Уильям Гибсон - Идору
Обзор книги Уильям Гибсон - Идору
Уильям Гибсон
ИДОРУ
1. Куб казни К
После “Слитскана” Лэйни услышал от Райделла о другой работе. Кто такой Райделл? Ночной охранник из “Шато”. Большой, спокойный теннессиец, всегда в дешевых солнечных очках и с уоки-токи в ухе, всегда чему-то грустно улыбается.
– “Парагон-Эйша Дейтафлоу”, – сказал Райделл.
Это было уже под утро, в пятом, что ли, часу, и они сидели в громадных старых креслах. Там, в вестибюле “Шато”, вся мебель была такая громоздкая, что человек в ней словно как терялся, становился меньше ростом. А бетонные потолочные балки кто-то не очень убедительно раскрасил под светлый дуб.
– Да? – вежливо отозвался Лэйни, хотя откуда уж там было Райделлу знать, в каких местах его еще могут взять на работу.
– Токио, Япония, – сказал Райделл и потянул через пластиковую соломинку охлажденный кофе с молоком. – Парень, которого я встретил в том году в Сан-Франциско. Ямадзаки. Он у них работает. Говорит, они ищут серьезного нет-раннера.
Нет-раннер.

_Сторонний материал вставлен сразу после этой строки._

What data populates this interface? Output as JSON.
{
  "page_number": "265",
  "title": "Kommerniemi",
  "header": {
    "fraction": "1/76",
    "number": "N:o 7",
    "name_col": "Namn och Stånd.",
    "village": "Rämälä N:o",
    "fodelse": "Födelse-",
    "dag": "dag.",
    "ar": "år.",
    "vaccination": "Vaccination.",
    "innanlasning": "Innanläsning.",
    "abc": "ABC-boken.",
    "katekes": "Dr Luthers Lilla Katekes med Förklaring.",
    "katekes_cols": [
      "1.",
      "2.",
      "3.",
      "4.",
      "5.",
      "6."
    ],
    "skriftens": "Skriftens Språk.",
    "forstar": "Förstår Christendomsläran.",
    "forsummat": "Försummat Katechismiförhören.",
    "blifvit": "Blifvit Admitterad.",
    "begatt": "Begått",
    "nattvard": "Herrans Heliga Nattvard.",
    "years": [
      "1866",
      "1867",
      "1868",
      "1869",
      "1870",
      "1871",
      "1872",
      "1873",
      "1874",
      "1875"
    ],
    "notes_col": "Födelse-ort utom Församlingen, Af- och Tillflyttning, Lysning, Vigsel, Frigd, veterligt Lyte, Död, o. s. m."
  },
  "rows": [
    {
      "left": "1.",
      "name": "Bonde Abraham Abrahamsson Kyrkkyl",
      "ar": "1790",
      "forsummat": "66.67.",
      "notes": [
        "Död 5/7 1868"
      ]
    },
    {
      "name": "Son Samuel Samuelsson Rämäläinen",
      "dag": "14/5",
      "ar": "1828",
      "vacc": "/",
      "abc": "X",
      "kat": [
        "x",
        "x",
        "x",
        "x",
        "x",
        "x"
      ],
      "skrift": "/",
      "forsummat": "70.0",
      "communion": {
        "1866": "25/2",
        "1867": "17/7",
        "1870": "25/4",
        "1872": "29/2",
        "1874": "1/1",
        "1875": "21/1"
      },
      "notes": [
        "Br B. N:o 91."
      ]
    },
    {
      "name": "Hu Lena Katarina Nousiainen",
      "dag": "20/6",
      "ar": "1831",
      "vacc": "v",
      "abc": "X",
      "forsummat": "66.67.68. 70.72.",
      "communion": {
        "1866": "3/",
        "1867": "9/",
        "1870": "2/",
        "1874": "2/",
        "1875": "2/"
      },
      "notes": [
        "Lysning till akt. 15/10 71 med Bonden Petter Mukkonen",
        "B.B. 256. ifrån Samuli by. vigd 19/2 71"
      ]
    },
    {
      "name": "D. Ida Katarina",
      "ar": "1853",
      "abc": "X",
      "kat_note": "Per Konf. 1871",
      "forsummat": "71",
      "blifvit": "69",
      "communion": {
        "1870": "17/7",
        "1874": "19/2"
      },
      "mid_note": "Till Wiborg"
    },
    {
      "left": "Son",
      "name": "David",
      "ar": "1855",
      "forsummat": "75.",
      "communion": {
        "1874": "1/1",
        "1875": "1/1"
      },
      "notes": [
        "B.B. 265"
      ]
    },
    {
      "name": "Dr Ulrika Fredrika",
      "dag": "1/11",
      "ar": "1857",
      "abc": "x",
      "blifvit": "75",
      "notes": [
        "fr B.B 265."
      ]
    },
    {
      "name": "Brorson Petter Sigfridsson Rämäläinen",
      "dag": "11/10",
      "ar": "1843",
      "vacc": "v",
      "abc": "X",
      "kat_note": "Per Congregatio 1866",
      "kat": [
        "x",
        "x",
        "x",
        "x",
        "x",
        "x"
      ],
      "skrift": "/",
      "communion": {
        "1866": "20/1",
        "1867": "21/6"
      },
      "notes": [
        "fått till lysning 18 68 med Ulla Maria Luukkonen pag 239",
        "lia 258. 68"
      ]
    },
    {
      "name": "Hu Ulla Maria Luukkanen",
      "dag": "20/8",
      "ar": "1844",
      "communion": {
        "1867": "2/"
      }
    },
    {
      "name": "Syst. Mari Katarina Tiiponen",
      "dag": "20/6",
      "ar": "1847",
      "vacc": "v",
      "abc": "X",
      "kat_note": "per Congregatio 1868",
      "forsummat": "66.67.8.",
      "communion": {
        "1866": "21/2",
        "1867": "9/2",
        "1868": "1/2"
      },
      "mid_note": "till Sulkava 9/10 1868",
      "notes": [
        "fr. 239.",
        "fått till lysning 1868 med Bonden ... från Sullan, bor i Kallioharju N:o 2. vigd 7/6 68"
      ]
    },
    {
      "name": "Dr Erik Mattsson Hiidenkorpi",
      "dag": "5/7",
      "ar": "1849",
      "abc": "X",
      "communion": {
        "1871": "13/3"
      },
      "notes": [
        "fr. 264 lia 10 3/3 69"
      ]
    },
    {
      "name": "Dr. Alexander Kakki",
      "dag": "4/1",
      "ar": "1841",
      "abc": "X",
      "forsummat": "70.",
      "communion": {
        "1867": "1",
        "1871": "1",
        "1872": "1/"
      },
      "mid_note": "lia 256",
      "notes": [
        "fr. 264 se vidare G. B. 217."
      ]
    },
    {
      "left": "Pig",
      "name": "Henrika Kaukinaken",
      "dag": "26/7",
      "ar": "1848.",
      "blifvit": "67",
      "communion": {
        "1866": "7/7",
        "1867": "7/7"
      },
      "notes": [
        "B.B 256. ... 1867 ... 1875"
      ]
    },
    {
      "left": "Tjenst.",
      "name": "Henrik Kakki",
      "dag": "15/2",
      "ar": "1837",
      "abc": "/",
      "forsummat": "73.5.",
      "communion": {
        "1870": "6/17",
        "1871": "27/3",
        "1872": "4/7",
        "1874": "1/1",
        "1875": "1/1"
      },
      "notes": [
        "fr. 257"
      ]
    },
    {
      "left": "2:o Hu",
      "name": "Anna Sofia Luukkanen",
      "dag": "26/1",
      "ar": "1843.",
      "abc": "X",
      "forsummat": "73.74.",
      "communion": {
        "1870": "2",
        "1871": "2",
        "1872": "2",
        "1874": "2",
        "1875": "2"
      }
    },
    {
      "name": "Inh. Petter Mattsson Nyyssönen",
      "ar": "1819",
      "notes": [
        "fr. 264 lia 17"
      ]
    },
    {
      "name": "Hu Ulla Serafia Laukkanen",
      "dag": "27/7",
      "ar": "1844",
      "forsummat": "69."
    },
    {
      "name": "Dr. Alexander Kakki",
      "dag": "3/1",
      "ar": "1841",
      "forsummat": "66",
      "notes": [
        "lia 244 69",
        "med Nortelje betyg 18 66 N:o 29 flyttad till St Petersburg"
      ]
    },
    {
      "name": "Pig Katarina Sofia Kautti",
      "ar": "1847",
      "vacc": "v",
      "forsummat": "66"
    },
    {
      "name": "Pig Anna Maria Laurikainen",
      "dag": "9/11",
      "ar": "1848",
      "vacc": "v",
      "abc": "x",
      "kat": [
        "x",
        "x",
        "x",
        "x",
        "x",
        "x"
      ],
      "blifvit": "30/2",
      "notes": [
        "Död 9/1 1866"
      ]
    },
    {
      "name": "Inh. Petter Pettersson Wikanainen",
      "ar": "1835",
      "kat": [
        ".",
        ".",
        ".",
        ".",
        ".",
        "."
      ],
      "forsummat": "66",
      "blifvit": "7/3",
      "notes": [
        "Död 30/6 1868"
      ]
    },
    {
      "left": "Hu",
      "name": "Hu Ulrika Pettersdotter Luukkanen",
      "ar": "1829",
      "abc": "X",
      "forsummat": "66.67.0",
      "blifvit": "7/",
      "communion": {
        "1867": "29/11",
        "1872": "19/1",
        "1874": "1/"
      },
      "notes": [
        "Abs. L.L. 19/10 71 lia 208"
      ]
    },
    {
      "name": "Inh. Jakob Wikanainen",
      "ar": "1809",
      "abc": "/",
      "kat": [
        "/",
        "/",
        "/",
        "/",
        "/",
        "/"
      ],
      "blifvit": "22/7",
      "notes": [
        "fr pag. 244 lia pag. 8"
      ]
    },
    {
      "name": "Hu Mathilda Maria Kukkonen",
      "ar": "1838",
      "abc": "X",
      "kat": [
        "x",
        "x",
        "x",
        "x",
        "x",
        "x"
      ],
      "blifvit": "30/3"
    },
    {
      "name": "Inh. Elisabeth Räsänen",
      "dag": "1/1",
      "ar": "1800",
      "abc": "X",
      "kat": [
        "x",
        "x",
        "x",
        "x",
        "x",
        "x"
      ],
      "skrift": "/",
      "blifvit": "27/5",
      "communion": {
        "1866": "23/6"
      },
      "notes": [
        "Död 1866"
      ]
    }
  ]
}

Лэйни, предпочитавший считать себя исследователем, с трудом подавил печальный вздох.
– По контракту?
– Наверное. Он не говорил.
– Не очень мне что-то хочется жить в этом Токио.
Райделл покрутил соломинкой пену и кубики льда, оставшиеся на дне высокого пластикового стакана, словно в надежде обнаружить там какой-нибудь подарок от фирмы, и поднял глаза.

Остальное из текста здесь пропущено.